Vices ambiciosos criam desconfiança, mas Biden precisava de uma mulher que roube a cena

Tal como os brasileiros, os americanos adoram debater a utilidade dos vice-presidentes em ano eleitoral.

Para alguns, o vice-presidente é uma figura irrelevante e até obsoleta, criada para suprir limitações tecnológicas que já foram superadas; para outros, um personagem-chave que pode acabar desenhando sozinho o futuro do país, como tão bem narrou Robert Caro, o superbiógrafo de Lyndon Johnson.

Todos concordam que o impacto da escolha do vice-presidente na campanha é próximo de zero.

As presidenciais são o encontro entre um homem, ou uma mulher, e a nação. Não há espaço para personagens secundários.

Alguns fatos inéditos tornam esta campanha um pouco diferente. Joe Biden, 77, é o mais velho candidato a um primeiro mandato da história da República.

Nas prévias, deu sinais de cansaço, a ponto de alguns comentaristas, como o consagrado Tom Friedman, sugerirem que os debates com o impiedoso Donald Trump deveriam ser contornados ou até evitados.

Qualquer tropeço será imediatamente apresentado como um sinal de confusão e senilidade, numa mera repetição dos truques usados contra Hillary Clinton em 2016.

A pandemia complica a situação de Biden. O senador do Delaware tem passado grande parte dos últimos três meses trancafiado em sua residência.

Se a obrigação do distanciamento social criou um ambiente midiático mais controlado que minimizou o risco de gafes e lapsos, o candidato não terá alternativa senão começar a bater perna depois da Convenção Nacional do partido, agendada para a próxima semana.

É nesse contexto que deve ser examinada a escolha de Kamala Harris. Susan Rice era uma solução de conforto. Sem base política, a antiga chefe do Conselho Nacional de Segurança na era Obama seria uma boa gestora sem grandes ambições políticas.

Numa eleição tradicional, Gretchen Whitmer teria sido a melhor escolha do ponto de vista puramente eleitoral.

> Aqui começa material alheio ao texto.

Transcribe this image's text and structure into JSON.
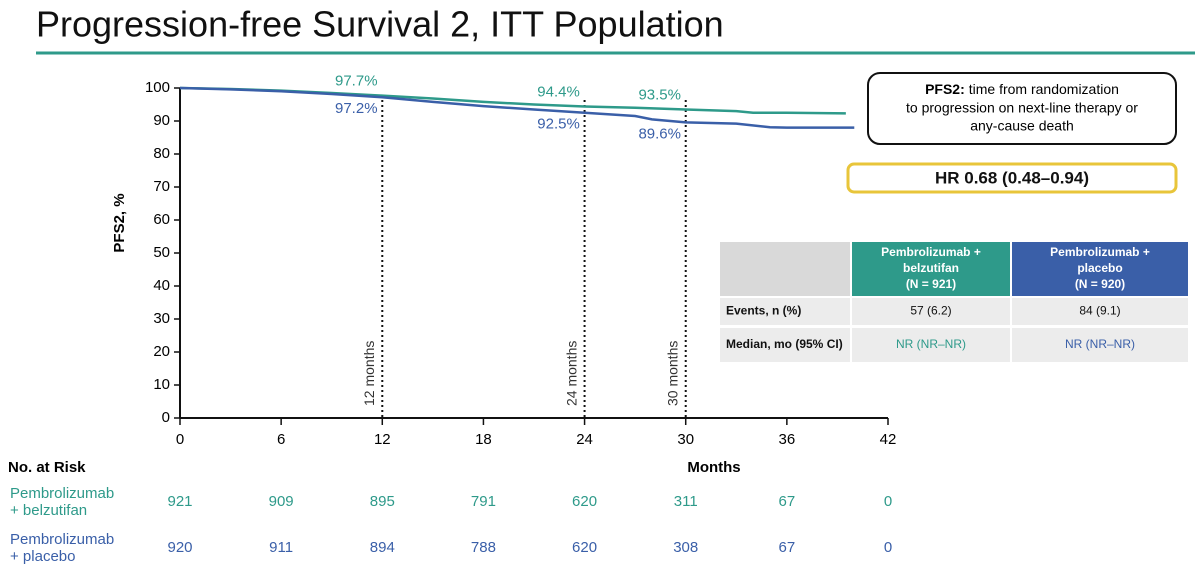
{
  "title": "Progression-free Survival 2, ITT Population",
  "chart_data": {
    "type": "line",
    "x_label": "Months",
    "y_label": "PFS2, %",
    "xlim": [
      0,
      42
    ],
    "ylim": [
      0,
      100
    ],
    "xticks": [
      0,
      6,
      12,
      18,
      24,
      30,
      36,
      42
    ],
    "yticks": [
      0,
      10,
      20,
      30,
      40,
      50,
      60,
      70,
      80,
      90,
      100
    ],
    "series": [
      {
        "color": "#2e9a8a",
        "x": [
          0,
          3,
          6,
          9,
          12,
          15,
          18,
          21,
          24,
          27,
          30,
          33,
          34,
          36,
          39.5
        ],
        "values": [
          100,
          99.7,
          99.2,
          98.5,
          97.7,
          96.8,
          95.8,
          95,
          94.4,
          94,
          93.5,
          93,
          92.5,
          92.5,
          92.3
        ]
      },
      {
        "color": "#3a5fa8",
        "x": [
          0,
          3,
          6,
          9,
          12,
          15,
          18,
          21,
          24,
          27,
          28,
          30,
          33,
          35,
          36,
          40
        ],
        "values": [
          100,
          99.6,
          99,
          98.2,
          97.2,
          95.8,
          94.5,
          93.5,
          92.5,
          91.5,
          90.5,
          89.6,
          89.2,
          88.1,
          88,
          88
        ]
      }
    ],
    "annotations": [
      {
        "text": "97.7%",
        "x": 12,
        "y": 97.7,
        "color": "#2e9a8a",
        "position": "above"
      },
      {
        "text": "94.4%",
        "x": 24,
        "y": 94.4,
        "color": "#2e9a8a",
        "position": "above"
      },
      {
        "text": "93.5%",
        "x": 30,
        "y": 93.5,
        "color": "#2e9a8a",
        "position": "above"
      },
      {
        "text": "97.2%",
        "x": 12,
        "y": 97.2,
        "color": "#3a5fa8",
        "position": "below"
      },
      {
        "text": "92.5%",
        "x": 24,
        "y": 92.5,
        "color": "#3a5fa8",
        "position": "below"
      },
      {
        "text": "89.6%",
        "x": 30,
        "y": 89.6,
        "color": "#3a5fa8",
        "position": "below"
      }
    ],
    "reference_lines": [
      {
        "x": 12,
        "label": "12 months"
      },
      {
        "x": 24,
        "label": "24 months"
      },
      {
        "x": 30,
        "label": "30 months"
      }
    ]
  },
  "risk_table": {
    "title": "No. at Risk",
    "rows": [
      {
        "name": [
          "Pembrolizumab",
          "+ belzutifan"
        ],
        "color": "#2e9a8a",
        "counts": [
          921,
          909,
          895,
          791,
          620,
          311,
          67,
          0
        ]
      },
      {
        "name": [
          "Pembrolizumab",
          "+ placebo"
        ],
        "color": "#3a5fa8",
        "counts": [
          920,
          911,
          894,
          788,
          620,
          308,
          67,
          0
        ]
      }
    ]
  },
  "definition_box": {
    "label": "PFS2:",
    "lines": [
      "time from randomization",
      "to progression on next-line therapy or",
      "any-cause death"
    ]
  },
  "hazard_ratio": "HR 0.68 (0.48–0.94)",
  "summary_table": {
    "header": [
      [
        "Pembrolizumab +",
        "belzutifan",
        "(N = 921)"
      ],
      [
        "Pembrolizumab +",
        "placebo",
        "(N = 920)"
      ]
    ],
    "rows": [
      [
        "Events, n (%)",
        "57 (6.2)",
        "84 (9.1)"
      ],
      [
        "Median, mo (95% CI)",
        "NR (NR–NR)",
        "NR (NR–NR)"
      ]
    ]
  }
}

A popular governadora entregaria de bandeja Michigan, um dos estados mais competitivos.

Mas esta não é uma eleição normal, e Biden precisava de uma vice de combate. Kamala Harris ganhou dimensão nacional ao massacrar o controverso Brett Kavanaugh, indicado de Trump à Suprema Corte.

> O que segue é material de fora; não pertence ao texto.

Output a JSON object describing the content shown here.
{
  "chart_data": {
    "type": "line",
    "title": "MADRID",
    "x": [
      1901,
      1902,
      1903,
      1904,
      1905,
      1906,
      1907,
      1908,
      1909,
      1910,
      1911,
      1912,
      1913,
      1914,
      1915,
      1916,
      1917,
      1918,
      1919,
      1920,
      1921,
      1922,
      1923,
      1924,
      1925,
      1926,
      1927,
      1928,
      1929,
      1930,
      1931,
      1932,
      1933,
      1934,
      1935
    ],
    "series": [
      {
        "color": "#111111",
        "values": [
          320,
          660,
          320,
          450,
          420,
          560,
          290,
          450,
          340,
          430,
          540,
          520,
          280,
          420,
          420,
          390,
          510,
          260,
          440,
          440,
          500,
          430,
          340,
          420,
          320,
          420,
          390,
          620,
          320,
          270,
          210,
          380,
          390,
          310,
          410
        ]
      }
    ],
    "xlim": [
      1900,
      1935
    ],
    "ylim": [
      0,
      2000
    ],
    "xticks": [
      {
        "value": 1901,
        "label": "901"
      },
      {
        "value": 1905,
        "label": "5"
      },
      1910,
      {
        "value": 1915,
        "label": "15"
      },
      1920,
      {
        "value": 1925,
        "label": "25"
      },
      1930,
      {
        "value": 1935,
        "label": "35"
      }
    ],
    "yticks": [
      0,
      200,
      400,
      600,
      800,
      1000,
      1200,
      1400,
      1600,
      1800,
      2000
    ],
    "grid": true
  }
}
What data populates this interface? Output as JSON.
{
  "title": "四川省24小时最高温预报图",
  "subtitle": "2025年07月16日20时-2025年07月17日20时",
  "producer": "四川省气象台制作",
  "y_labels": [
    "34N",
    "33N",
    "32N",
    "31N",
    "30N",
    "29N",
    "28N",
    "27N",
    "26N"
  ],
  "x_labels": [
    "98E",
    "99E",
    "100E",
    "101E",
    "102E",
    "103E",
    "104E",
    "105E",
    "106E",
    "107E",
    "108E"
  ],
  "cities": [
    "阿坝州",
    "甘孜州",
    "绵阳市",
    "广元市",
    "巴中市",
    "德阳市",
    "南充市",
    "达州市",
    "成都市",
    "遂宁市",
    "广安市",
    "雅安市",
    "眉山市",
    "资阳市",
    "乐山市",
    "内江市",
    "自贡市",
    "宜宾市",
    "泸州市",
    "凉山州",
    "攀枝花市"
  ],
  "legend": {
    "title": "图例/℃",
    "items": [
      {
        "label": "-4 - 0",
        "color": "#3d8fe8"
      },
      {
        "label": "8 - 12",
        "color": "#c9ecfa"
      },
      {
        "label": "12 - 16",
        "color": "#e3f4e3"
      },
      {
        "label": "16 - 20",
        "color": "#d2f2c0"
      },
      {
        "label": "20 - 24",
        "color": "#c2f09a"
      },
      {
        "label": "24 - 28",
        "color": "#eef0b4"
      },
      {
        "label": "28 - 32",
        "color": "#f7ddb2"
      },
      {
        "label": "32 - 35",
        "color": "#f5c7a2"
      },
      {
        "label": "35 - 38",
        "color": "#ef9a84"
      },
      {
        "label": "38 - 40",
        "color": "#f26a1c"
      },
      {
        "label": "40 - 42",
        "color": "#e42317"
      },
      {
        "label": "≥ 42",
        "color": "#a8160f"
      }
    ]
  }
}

Apesar de assustadoramente amadora, sua campanha nas prévias consolidou a imagem de uma mulher de palanque que não hesita em avançar contra o inimigo —o próprio Biden sentiu seu poder de retórica na pele durante um dos primeiros debates.

Conhecida por gostar de gastar a sola dos seus tênis Converse, Kamala será pau para toda obra da campanha Biden.

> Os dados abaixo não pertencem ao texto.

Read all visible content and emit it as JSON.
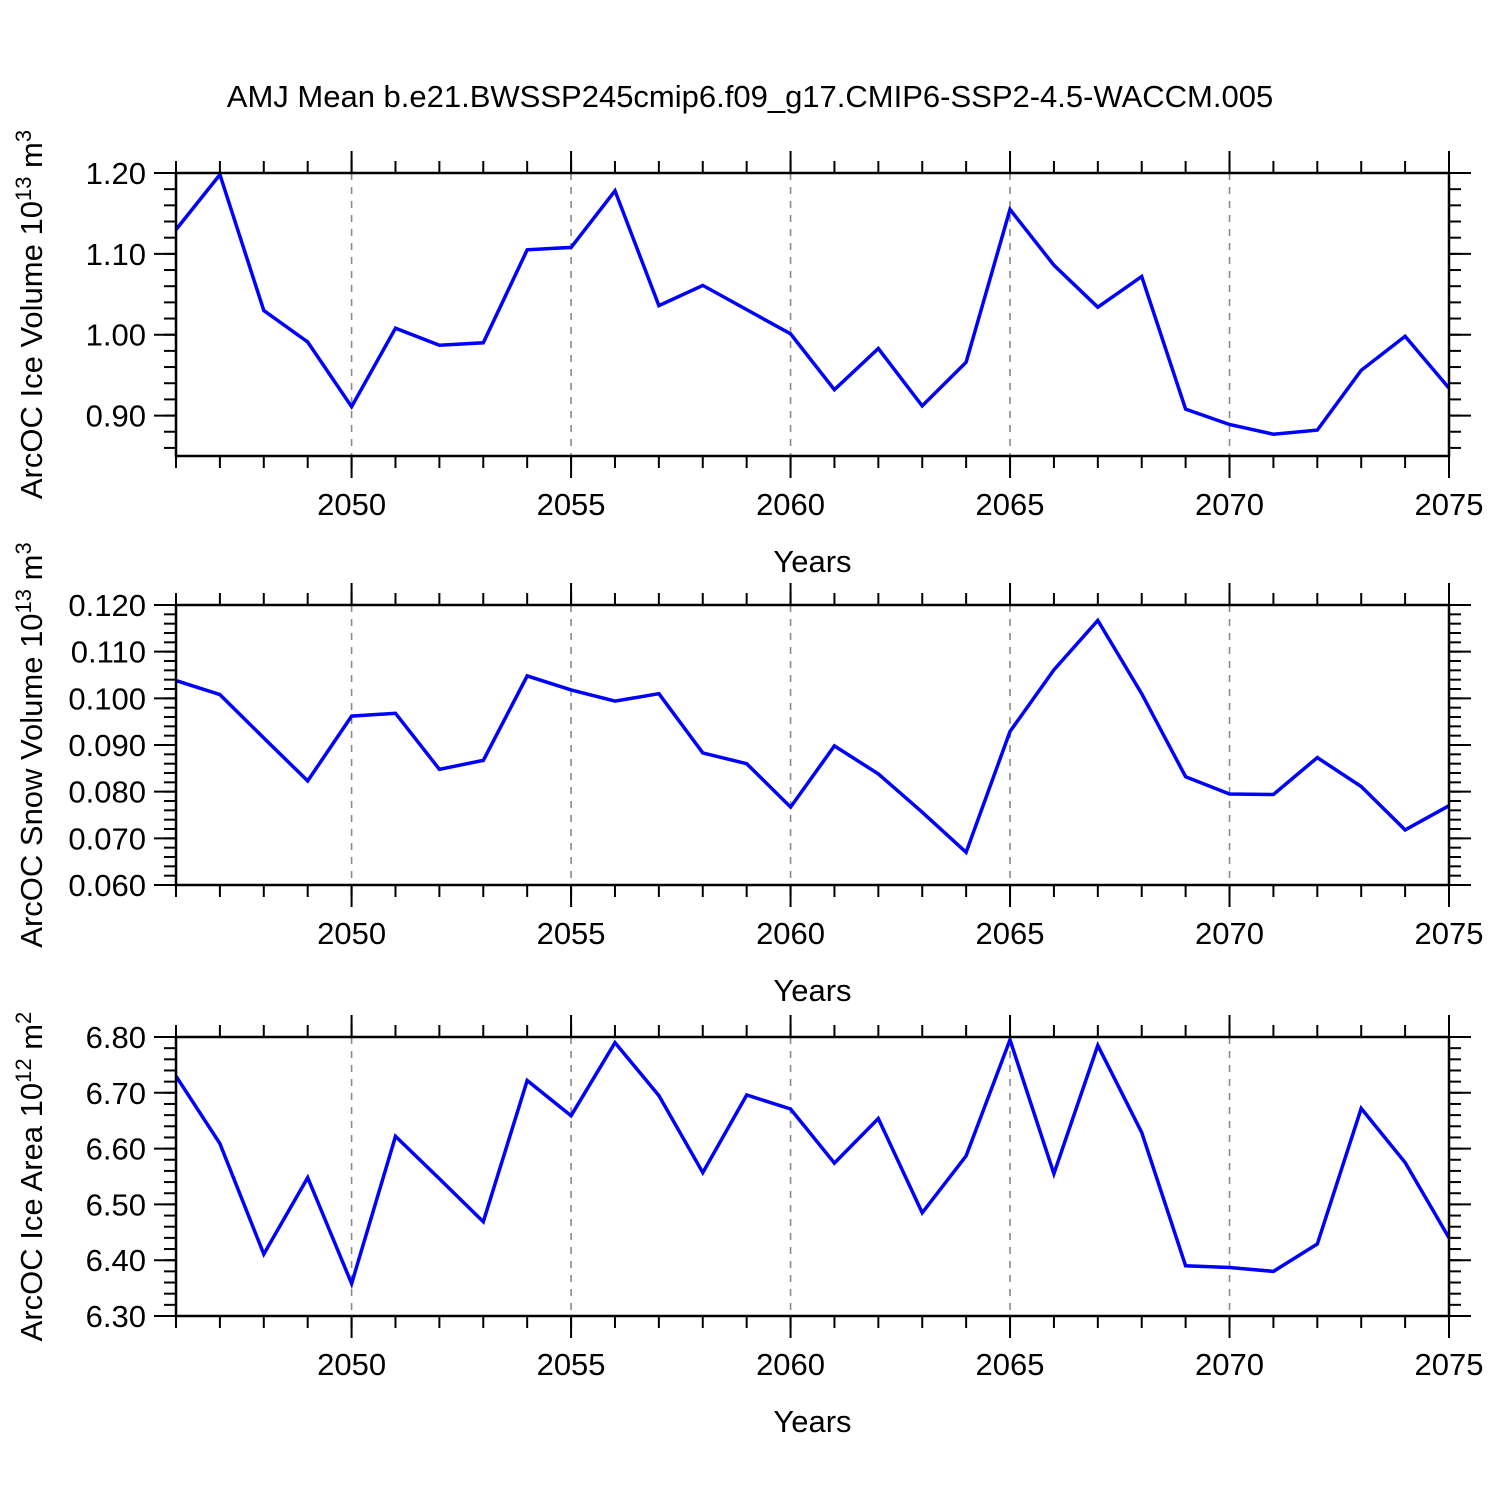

Dos sonolentos debates em salas sem janela com 40 eleitores indecisos de um estado-pêndulo aos eventos televisivos multidimensionais com milhões de espectadores, a candidata a vice estará em todo lado, o tempo todo, dando margem para Biden conduzir uma campanha mais solene e cerimonial.

É o encontro de uma candidata treinada para a era digital e de um candidato acostumado ao ritmo do século passado. Vices ambiciosos costumam criar desconfiança, mas Biden precisava de uma mulher capaz de roubar a cena.

A escolha de Kamala traz os seus riscos. Em sua longa carreira política, a senadora pela Califórnia frequentou algumas figuras pouco recomendáveis, como o ex-prefeito de São Francisco Willie Brown, um personagem digno de um bom Martin Scorcese, enrolado em negócios imobiliários, acusações de corrupção e clientelismo.

No começo dos anos 2000, ele se tornou conhecido por colocar pessoas do seu círculo próximo em posições de poder, inclusive uma jovem e promissora procuradora distrital chamada Kamala Harris.

Material suficiente para a máquina do ódio dos republicanos inundar as redes sociais com todo o tipo de alegações sórdidas. Paralisada pela pandemia, a campanha presidencial acabou de ganhar velocidade e agressividade.